Mamy w filmie dużo z czarnego kryminału. Zestawienie beznadziei emeryckiego losu, gdzie życie ogranicza się do marnego lokum, wizyt na pobliskim obleśnym bazarku i słuchania wyzwisk ze strony zamieszkującej okolice dziatwy z blichtrem drogich hoteli i luksusowych restauracji dostępnych tylko dla wybranych, historia zabijającego przypadkowo cywili żołnierza, który przez nadgorliwego dziennikarza traci pracę i szacunek, złudzenie miłości do zagranej w drewniany sposób przez Michalinę Olszańską prostytutki w stylu femme fatale (brzemienne w skutkach). We wszystko to wciąż miesza się wciąż negatywny przekaz sączony z różnych stacji telewizyjnych i radiowych. Bohaterowie wciąż słuchają złych informacji lub są bombardowani słowami polityków (przewija się na ekranie w tle Ziobro, Korwin - Mikke czy Miller). W takim świecie właśnie autor pokazuje jak łatwo rodzi się i dorasta zło. Najlepiej przedstawiona została część samych przygotowań bohaterów do zabójstwa. Ta część filmu stoi naprawdę na solidnym europejskim poziomie i dawno nie było w polskim filmie kina gatunkowego pokazującego takich bohaterów i w ten sposób.

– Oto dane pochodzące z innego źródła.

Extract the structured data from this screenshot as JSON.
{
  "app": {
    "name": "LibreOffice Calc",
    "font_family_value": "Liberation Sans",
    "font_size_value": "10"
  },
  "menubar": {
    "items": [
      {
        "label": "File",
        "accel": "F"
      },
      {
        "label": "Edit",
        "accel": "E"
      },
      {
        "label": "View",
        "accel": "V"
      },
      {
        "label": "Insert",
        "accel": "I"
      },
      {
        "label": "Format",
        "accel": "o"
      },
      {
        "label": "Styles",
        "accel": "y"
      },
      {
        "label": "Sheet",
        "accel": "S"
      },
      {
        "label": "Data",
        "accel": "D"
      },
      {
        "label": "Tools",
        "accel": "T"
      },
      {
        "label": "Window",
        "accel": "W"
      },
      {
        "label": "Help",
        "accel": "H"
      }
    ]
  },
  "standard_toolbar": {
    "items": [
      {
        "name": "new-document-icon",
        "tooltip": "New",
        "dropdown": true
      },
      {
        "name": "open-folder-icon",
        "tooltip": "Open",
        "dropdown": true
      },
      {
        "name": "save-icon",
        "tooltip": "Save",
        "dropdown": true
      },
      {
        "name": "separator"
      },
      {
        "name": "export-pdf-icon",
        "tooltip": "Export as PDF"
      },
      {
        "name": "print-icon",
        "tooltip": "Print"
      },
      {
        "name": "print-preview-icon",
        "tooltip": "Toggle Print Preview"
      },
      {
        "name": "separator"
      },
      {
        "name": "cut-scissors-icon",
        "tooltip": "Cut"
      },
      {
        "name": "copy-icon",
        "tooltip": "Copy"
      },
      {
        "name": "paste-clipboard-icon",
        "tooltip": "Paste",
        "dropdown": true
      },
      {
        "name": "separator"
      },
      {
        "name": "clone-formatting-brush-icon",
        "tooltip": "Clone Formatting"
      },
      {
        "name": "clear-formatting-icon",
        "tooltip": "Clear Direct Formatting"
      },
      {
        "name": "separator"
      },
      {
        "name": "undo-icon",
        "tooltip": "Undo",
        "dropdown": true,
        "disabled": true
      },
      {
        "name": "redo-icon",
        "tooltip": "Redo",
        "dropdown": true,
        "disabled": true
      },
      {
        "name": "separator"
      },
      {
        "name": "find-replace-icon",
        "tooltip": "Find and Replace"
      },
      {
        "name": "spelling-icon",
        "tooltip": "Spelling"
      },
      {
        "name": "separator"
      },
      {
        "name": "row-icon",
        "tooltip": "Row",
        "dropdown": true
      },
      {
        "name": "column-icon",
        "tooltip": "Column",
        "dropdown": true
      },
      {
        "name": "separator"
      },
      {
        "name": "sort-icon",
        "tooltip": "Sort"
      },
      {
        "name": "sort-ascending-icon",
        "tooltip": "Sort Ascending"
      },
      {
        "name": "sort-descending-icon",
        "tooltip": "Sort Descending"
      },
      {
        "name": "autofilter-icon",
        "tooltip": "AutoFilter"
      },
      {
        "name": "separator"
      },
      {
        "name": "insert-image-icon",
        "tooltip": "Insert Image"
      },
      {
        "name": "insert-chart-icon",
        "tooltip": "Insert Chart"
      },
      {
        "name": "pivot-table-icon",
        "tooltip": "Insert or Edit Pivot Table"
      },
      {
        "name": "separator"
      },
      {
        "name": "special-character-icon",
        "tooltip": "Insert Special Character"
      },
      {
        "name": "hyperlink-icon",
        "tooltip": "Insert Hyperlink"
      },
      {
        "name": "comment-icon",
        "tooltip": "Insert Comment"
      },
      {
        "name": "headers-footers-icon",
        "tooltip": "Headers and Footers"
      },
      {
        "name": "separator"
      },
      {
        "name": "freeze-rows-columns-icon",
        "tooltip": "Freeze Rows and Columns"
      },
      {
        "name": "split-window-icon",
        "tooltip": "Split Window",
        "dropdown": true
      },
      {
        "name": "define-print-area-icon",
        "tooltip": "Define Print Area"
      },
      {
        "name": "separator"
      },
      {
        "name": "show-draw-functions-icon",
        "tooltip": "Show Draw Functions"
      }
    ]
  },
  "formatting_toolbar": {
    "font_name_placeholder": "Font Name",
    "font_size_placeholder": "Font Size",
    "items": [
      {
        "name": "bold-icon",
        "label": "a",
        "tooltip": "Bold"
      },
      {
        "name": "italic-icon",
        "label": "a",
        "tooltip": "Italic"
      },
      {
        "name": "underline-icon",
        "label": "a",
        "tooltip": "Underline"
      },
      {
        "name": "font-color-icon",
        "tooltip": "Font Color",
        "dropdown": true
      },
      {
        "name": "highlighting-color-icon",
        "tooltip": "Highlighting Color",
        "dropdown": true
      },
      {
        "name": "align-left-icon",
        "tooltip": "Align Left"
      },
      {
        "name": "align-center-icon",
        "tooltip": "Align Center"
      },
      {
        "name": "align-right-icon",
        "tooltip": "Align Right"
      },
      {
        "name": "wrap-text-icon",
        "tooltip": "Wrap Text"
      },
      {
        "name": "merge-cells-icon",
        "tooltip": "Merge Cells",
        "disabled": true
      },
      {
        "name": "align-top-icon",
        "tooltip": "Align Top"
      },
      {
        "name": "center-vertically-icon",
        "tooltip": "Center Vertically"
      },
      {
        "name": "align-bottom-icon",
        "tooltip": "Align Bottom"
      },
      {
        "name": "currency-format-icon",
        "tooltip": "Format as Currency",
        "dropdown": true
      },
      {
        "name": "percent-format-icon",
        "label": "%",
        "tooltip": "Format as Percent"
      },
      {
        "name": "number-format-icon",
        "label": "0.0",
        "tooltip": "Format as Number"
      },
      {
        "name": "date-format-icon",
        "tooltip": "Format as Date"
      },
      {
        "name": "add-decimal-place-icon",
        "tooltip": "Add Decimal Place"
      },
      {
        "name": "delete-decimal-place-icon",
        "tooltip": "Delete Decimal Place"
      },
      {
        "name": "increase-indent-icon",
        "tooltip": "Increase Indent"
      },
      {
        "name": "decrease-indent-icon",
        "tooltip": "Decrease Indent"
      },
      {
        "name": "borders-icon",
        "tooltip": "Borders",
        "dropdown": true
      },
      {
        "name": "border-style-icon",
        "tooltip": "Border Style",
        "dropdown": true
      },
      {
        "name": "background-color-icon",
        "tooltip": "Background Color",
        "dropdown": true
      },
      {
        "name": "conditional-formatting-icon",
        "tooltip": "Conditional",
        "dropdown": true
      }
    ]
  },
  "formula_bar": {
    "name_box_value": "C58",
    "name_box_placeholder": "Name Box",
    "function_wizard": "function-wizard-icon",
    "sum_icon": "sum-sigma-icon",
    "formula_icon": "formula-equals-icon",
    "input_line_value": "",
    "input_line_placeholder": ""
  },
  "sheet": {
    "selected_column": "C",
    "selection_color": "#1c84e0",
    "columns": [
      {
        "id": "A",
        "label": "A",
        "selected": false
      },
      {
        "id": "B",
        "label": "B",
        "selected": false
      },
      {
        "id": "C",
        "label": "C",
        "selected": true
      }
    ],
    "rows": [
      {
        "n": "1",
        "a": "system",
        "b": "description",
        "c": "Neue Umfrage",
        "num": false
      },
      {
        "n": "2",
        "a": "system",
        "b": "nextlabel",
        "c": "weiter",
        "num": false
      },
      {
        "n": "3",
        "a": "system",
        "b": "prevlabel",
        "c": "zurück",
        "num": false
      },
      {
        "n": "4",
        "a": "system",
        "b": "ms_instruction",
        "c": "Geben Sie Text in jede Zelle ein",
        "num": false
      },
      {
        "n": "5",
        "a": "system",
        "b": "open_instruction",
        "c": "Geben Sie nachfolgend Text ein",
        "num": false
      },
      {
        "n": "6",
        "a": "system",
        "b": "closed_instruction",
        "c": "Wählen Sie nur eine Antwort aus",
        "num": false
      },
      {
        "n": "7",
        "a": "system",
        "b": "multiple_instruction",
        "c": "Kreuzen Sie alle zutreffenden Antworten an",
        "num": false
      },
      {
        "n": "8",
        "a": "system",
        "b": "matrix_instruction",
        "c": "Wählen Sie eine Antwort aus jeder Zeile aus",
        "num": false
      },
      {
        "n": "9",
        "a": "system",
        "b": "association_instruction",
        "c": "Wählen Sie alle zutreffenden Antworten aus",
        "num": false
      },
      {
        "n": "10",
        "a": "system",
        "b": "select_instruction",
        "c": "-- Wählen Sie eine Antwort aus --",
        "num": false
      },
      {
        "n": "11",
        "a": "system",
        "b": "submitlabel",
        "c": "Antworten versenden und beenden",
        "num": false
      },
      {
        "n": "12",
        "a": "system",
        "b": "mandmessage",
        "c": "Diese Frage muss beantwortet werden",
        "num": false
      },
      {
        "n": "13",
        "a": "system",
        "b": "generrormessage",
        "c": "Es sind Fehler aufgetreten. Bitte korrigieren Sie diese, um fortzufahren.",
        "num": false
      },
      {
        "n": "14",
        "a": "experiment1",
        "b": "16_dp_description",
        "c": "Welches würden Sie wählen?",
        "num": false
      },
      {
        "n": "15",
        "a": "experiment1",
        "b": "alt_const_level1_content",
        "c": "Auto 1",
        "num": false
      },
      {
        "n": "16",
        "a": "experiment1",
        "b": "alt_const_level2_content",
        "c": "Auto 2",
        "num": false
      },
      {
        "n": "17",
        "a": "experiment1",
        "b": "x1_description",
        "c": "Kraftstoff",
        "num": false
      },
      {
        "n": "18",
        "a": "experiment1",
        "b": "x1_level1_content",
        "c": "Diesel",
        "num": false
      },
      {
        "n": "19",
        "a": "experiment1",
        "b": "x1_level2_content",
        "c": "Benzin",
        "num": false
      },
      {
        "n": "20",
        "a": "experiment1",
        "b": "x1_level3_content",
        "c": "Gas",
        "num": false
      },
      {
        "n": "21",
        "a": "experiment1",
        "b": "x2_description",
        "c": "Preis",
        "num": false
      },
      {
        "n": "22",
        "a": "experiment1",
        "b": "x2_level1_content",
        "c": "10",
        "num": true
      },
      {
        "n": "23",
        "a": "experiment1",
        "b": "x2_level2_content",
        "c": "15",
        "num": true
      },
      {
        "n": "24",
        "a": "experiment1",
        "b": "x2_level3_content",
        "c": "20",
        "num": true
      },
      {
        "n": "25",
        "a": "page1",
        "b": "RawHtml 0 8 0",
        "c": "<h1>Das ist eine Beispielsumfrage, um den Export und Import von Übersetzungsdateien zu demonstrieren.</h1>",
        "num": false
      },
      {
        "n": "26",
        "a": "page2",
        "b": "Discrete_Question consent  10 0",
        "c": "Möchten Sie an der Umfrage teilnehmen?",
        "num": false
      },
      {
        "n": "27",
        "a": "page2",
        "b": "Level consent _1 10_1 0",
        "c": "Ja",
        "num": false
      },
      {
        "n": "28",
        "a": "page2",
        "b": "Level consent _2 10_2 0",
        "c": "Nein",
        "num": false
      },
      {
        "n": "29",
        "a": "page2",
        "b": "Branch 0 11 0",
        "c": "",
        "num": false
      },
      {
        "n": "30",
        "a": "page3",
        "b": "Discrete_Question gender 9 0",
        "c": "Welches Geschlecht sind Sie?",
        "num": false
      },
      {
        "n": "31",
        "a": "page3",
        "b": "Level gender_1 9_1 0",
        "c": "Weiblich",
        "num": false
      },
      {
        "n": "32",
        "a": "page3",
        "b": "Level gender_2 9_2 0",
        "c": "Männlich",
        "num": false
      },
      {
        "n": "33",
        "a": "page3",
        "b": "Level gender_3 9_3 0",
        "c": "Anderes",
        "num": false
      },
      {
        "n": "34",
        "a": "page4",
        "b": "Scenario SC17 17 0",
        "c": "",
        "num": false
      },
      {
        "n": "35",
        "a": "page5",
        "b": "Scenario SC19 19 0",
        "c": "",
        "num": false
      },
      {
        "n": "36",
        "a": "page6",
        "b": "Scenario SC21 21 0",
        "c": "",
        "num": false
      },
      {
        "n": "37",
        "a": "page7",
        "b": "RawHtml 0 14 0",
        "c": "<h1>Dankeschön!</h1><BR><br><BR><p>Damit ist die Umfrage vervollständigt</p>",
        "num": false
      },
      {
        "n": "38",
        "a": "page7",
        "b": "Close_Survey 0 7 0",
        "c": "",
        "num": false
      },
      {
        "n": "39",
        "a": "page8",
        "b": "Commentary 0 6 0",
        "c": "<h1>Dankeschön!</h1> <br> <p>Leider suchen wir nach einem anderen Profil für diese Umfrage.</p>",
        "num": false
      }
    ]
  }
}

Ogólnie film ma jednak oprócz wielu zalet kilka wad, które wpływają zasadniczo na jego finalną ocenę. Bo gdy część filmu można ocenić w filmwebowej skali na 8/10 to pewna część jest co najwyżej średnia. Gdyby przerobić lub wyciąć część scen, które tego poziomu nie trzymają dostalibyśmy coś wiele lepszego.

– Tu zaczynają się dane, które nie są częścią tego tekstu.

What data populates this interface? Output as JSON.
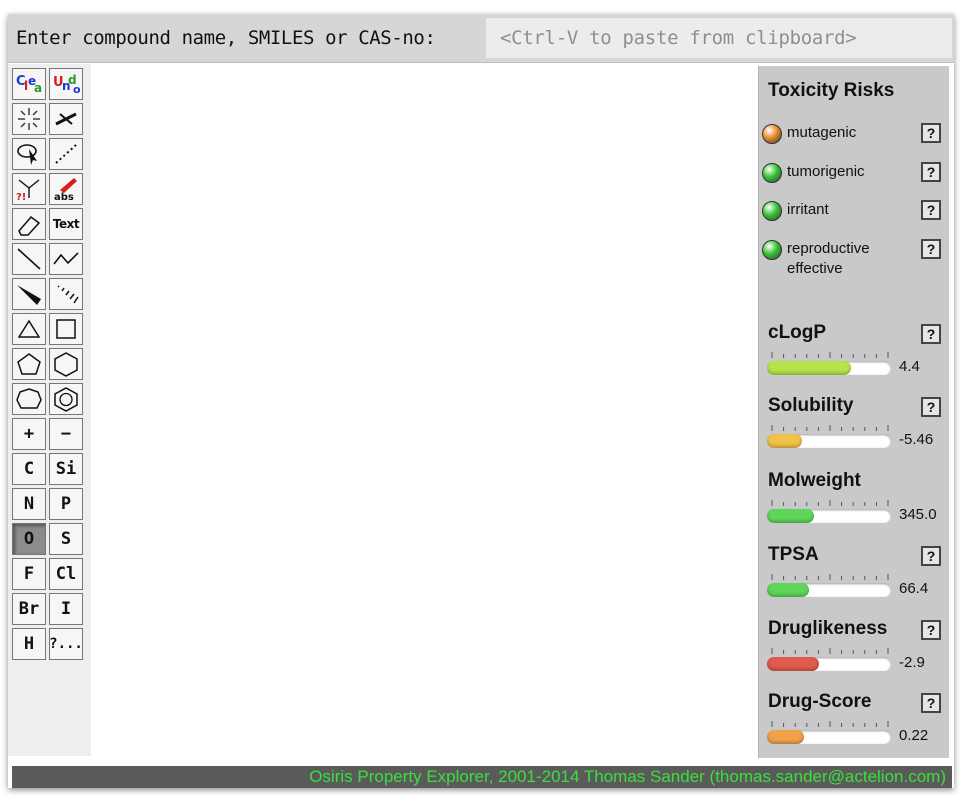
{
  "header": {
    "prompt": "Enter compound name, SMILES or CAS-no:",
    "input_placeholder": "<Ctrl-V to paste from clipboard>",
    "input_value": ""
  },
  "tools": {
    "text_tool": "Text",
    "abs_tool": "abs",
    "atoms": [
      "C",
      "Si",
      "N",
      "P",
      "O",
      "S",
      "F",
      "Cl",
      "Br",
      "I",
      "H",
      "?..."
    ],
    "selected_atom": "O",
    "charge_plus": "+",
    "charge_minus": "−"
  },
  "panel": {
    "title": "Toxicity Risks",
    "help_label": "?",
    "risks": [
      {
        "label": "mutagenic",
        "level": "medium",
        "color": "#e8892a"
      },
      {
        "label": "tumorigenic",
        "level": "none",
        "color": "#33c533"
      },
      {
        "label": "irritant",
        "level": "none",
        "color": "#33c533"
      },
      {
        "label": "reproductive effective",
        "level": "none",
        "color": "#33c533"
      }
    ],
    "properties": [
      {
        "name": "cLogP",
        "value": "4.4",
        "fill_fraction": 0.68,
        "color": "#b6e34a",
        "has_help": true
      },
      {
        "name": "Solubility",
        "value": "-5.46",
        "fill_fraction": 0.28,
        "color": "#f0c24a",
        "has_help": true
      },
      {
        "name": "Molweight",
        "value": "345.0",
        "fill_fraction": 0.38,
        "color": "#5fd65a",
        "has_help": false
      },
      {
        "name": "TPSA",
        "value": "66.4",
        "fill_fraction": 0.34,
        "color": "#5fd65a",
        "has_help": true
      },
      {
        "name": "Druglikeness",
        "value": "-2.9",
        "fill_fraction": 0.42,
        "color": "#e05a4e",
        "has_help": true
      },
      {
        "name": "Drug-Score",
        "value": "0.22",
        "fill_fraction": 0.3,
        "color": "#f0a24a",
        "has_help": true
      }
    ]
  },
  "status": {
    "text": "Osiris Property Explorer, 2001-2014 Thomas Sander (thomas.sander@actelion.com)"
  }
}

Słowo należy się też grającemu główną rolę Stoińskiemu. Nagrodzony statuetką festiwalu w Gdyni aktor naprawdę świetnie oddał swą postać. Czasem jest biednym, pomiatanym i schorowanym emerytem, który jednak szybko potrafi zamienić się w cwanego mordercę nie znoszącego słowa sprzeciwu. Wielka klasa Pana Krzysztofa. Dobrze wypadł też Piotr Głowacki, jednak odczuwam przesyt jego osoby w polskich produkcjach ostatnich kilku lat. A patrząc na jego plany na przyszłość sądzę, że Piotr 'Zagram we wszystkich polskich filmach' Głowacki nie powiedział jeszcze ostatniego słowa.

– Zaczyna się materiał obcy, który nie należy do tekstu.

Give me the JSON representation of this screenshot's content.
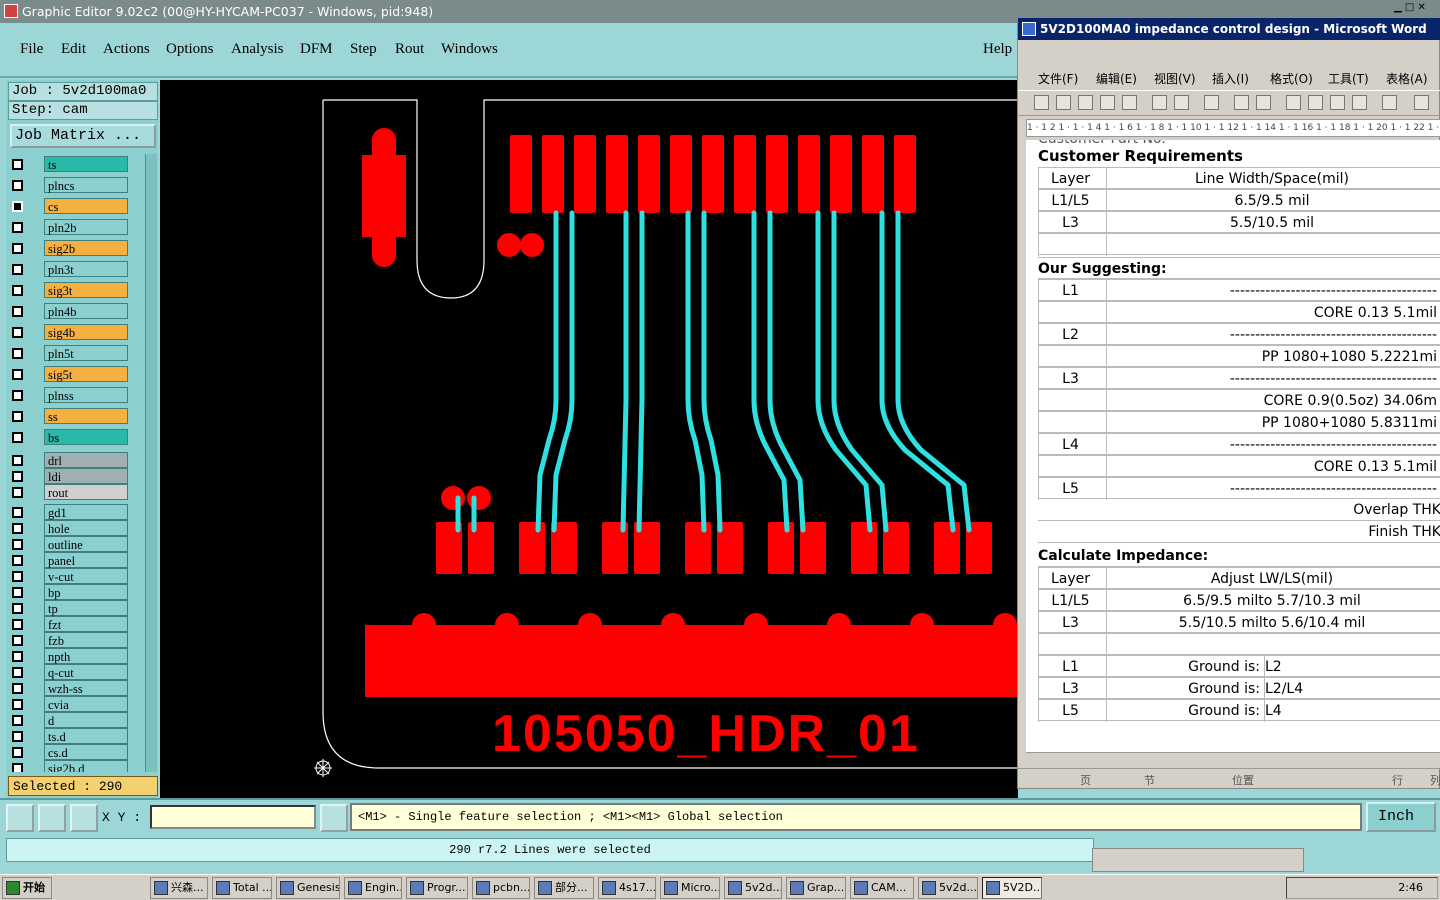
{
  "app_title": "Graphic Editor 9.02c2 (00@HY-HYCAM-PC037 - Windows, pid:948)",
  "menu": [
    "File",
    "Edit",
    "Actions",
    "Options",
    "Analysis",
    "DFM",
    "Step",
    "Rout",
    "Windows",
    "Help"
  ],
  "job_label": "Job  :  5v2d100ma0",
  "step_label": "Step:  cam",
  "job_matrix": "Job Matrix ...",
  "layers": [
    {
      "name": "ts",
      "color": "#2ab8a8"
    },
    {
      "name": "plncs",
      "color": "#8ccfcf"
    },
    {
      "name": "cs",
      "color": "#f4b040"
    },
    {
      "name": "pln2b",
      "color": "#8ccfcf"
    },
    {
      "name": "sig2b",
      "color": "#f4b040"
    },
    {
      "name": "pln3t",
      "color": "#8ccfcf"
    },
    {
      "name": "sig3t",
      "color": "#f4b040"
    },
    {
      "name": "pln4b",
      "color": "#8ccfcf"
    },
    {
      "name": "sig4b",
      "color": "#f4b040"
    },
    {
      "name": "pln5t",
      "color": "#8ccfcf"
    },
    {
      "name": "sig5t",
      "color": "#f4b040"
    },
    {
      "name": "plnss",
      "color": "#8ccfcf"
    },
    {
      "name": "ss",
      "color": "#f4b040"
    },
    {
      "name": "bs",
      "color": "#2ab8a8"
    },
    {
      "name": "drl",
      "color": "#a0b0b0"
    },
    {
      "name": "ldi",
      "color": "#a0b0b0"
    },
    {
      "name": "rout",
      "color": "#d0d0d0"
    },
    {
      "name": "gd1",
      "color": "#8ccfcf"
    },
    {
      "name": "hole",
      "color": "#8ccfcf"
    },
    {
      "name": "outline",
      "color": "#8ccfcf"
    },
    {
      "name": "panel",
      "color": "#8ccfcf"
    },
    {
      "name": "v-cut",
      "color": "#8ccfcf"
    },
    {
      "name": "bp",
      "color": "#8ccfcf"
    },
    {
      "name": "tp",
      "color": "#8ccfcf"
    },
    {
      "name": "fzt",
      "color": "#8ccfcf"
    },
    {
      "name": "fzb",
      "color": "#8ccfcf"
    },
    {
      "name": "npth",
      "color": "#8ccfcf"
    },
    {
      "name": "q-cut",
      "color": "#8ccfcf"
    },
    {
      "name": "wzh-ss",
      "color": "#8ccfcf"
    },
    {
      "name": "cvia",
      "color": "#8ccfcf"
    },
    {
      "name": "d",
      "color": "#8ccfcf"
    },
    {
      "name": "ts.d",
      "color": "#8ccfcf"
    },
    {
      "name": "cs.d",
      "color": "#8ccfcf"
    },
    {
      "name": "sig2b.d",
      "color": "#8ccfcf"
    }
  ],
  "selected_label": "Selected : 290",
  "board_text": "105050_HDR_01",
  "xy_label": "X Y :",
  "hint": "<M1> - Single feature selection ; <M1><M1> Global selection",
  "unit_button": "Inch",
  "status": "290 r7.2 Lines were selected",
  "word": {
    "title": "5V2D100MA0 impedance control design - Microsoft Word",
    "menu": [
      "文件(F)",
      "编辑(E)",
      "视图(V)",
      "插入(I)",
      "格式(O)",
      "工具(T)",
      "表格(A)"
    ],
    "ruler": "1 · 1 2 1 · 1 · 1 4 1 · 1 6 1 · 1 8 1 · 1 10 1 · 1 12 1 · 1 14 1 · 1 16 1 · 1 18 1 · 1 20 1 · 1 22 1 · 1 24 1",
    "partial_top": "Customer Part No.",
    "cust_req": "Customer Requirements",
    "req_header": [
      "Layer",
      "Line Width/Space(mil)"
    ],
    "req_rows": [
      [
        "L1/L5",
        "6.5/9.5 mil"
      ],
      [
        "L3",
        "5.5/10.5 mil"
      ],
      [
        "",
        ""
      ]
    ],
    "suggest": "Our Suggesting:",
    "stack_rows": [
      [
        "L1",
        "-----------------------------------------"
      ],
      [
        "",
        "CORE  0.13  5.1mil"
      ],
      [
        "L2",
        "-----------------------------------------"
      ],
      [
        "",
        "PP  1080+1080  5.2221mi"
      ],
      [
        "L3",
        "-----------------------------------------"
      ],
      [
        "",
        "CORE  0.9(0.5oz)  34.06m"
      ],
      [
        "",
        "PP  1080+1080  5.8311mi"
      ],
      [
        "L4",
        "-----------------------------------------"
      ],
      [
        "",
        "CORE  0.13  5.1mil"
      ],
      [
        "L5",
        "-----------------------------------------"
      ]
    ],
    "overlap": "Overlap THK",
    "finish": "Finish THK",
    "calc": "Calculate Impedance:",
    "imp_header": [
      "Layer",
      "Adjust LW/LS(mil)"
    ],
    "imp_rows": [
      [
        "L1/L5",
        "6.5/9.5 milto  5.7/10.3 mil"
      ],
      [
        "L3",
        "5.5/10.5 milto  5.6/10.4 mil"
      ],
      [
        "",
        ""
      ]
    ],
    "ground_rows": [
      [
        "L1",
        "Ground is:",
        "L2"
      ],
      [
        "L3",
        "Ground is:",
        "L2/L4"
      ],
      [
        "L5",
        "Ground is:",
        "L4"
      ]
    ],
    "status": [
      "页",
      "节",
      "位置",
      "行",
      "列"
    ]
  },
  "taskbar": {
    "start": "开始",
    "tasks": [
      "兴森...",
      "Total ...",
      "Genesis",
      "Engin...",
      "Progr...",
      "pcbn...",
      "部分...",
      "4s17...",
      "Micro...",
      "5v2d...",
      "Grap...",
      "CAM...",
      "5v2d...",
      "5V2D..."
    ],
    "clock": "2:46"
  }
}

Reasumując dostajemy całkiem dobry film, który warto zobaczyć gdyż wybija się ponad polską przeciętność. Po raz kolejny podkreślę swe zadowolenie, że w naszym kinie w ostatnich kilkudziesięciu miesiącach wyraźnie ruszyło, kręci się różnorodne filmy na coraz wyższym poziomie i nie są to tylko komedie romantyczne (które niestety ciągle powstają i niestety cieszą się najlepszymi wynikami kinowymi). W każdym razie dobrze, że ten film powstał i liczę, że z roku na rok jakość polskich filmów gatunkowych będzie coraz lepsza.